The new service operated by Uber runs in 100 countries around the world, and works by matching a nearby taxi driver to a fare. The app allows customers to compare the fares of nearby drivers in order to get the best deal.
It has faced stiff criticism from London’s black cab drivers, who believe that because the app has a second layer which calculates fares based on distance it essentially amounts to a taximeter, something which private vehicles are not allowed to use.
The app threatens the grip on the market currently enjoyed by London’s famous black cabs, and their professional body, the London Taxi Drivers Association (LTDA) is coordinating the legal challenge against it.
High Court challenge
Now London’s transport authority is asking the High Court to adjudicate on the matter, to give the industry a legally binding ruling in a bid to putting an end to the dispute and providing clarity over the use of apps in the taxi business.
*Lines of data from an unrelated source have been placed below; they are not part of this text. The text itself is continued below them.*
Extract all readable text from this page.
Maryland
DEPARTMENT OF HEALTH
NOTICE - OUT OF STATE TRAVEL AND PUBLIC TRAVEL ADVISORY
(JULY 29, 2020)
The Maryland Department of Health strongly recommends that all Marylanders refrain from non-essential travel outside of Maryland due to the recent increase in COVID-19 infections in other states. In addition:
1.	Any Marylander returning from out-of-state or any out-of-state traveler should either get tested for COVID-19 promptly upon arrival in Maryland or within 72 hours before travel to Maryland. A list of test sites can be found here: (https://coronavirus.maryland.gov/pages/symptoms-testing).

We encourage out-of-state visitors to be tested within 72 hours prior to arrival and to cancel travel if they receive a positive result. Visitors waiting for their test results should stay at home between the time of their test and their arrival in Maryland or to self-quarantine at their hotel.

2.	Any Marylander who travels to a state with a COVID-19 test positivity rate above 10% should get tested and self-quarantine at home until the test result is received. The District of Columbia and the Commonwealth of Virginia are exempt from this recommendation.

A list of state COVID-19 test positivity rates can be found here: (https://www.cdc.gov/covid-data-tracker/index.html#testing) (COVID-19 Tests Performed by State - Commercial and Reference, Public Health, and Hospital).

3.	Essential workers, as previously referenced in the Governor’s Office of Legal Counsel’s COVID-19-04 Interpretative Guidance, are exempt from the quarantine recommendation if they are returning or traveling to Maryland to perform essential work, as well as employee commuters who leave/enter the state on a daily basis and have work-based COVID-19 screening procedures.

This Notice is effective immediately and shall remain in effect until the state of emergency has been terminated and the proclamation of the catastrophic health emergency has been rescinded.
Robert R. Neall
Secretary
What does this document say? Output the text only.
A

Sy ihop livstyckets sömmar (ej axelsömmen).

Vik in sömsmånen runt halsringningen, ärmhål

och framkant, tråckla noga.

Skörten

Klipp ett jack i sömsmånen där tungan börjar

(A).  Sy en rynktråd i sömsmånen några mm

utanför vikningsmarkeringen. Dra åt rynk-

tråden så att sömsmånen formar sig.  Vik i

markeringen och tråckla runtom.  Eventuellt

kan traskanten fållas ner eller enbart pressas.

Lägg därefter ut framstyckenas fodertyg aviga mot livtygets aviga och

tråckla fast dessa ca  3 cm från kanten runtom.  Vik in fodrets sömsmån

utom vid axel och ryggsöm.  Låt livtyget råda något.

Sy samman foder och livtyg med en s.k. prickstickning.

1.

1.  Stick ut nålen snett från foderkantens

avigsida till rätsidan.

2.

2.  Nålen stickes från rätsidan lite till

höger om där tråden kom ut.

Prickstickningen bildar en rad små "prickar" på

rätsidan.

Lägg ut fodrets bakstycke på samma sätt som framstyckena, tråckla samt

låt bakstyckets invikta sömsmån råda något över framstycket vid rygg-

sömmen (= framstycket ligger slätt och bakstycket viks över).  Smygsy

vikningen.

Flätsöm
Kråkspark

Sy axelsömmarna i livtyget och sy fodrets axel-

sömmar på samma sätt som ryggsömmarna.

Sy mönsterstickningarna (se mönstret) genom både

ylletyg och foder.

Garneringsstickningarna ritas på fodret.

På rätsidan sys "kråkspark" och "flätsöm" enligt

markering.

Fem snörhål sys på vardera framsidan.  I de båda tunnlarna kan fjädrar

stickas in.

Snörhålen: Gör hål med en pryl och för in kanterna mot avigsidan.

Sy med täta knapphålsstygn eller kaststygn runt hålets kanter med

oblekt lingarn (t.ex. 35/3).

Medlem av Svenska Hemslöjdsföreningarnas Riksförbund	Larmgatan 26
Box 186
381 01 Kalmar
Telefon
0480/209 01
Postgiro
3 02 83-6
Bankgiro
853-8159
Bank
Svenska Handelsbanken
Transport for London (TfL) believes the Uber app does not break the law; however, it believes that because of the ‘level of concern within the trade’ a High Court decision is needed to settle the matter.
TfL’s opinion is that the way the app works means it remains within the law, because there is no physical connection between the device and the vehicle, something that is required for a traditional taximeter.
However, TfL accepts that the pace of change in the technology sector and the development of apps in this area does mean that the law may need revisiting and for this they require the help of the High Court.
Leon Daniels is TfL’s managing director of surface transport.
“We will be asking the High Court to provide a binding ruling,” he told the BBC.
However, the LTDA is left unsatisfied by TfL’s position, and is planning to conduct a protest demonstration on 11 June in London to highlight the issue to the wider public.
The LTDA says the demonstration will be designed to cause ‘severe’ congestion throughout central London and to create ‘traffic chaos’ for those using London’s roads.
The LTDA general secretary Steve McNamara told the BBC that the group would also be issuing its own legal challenge.
“The taxi trade have no confidence in TfL and its legal team whatsoever and we will be issuing proceedings of our own,” he said.
Uber on the other hand is welcoming the TfL decision to seek a legal opinion.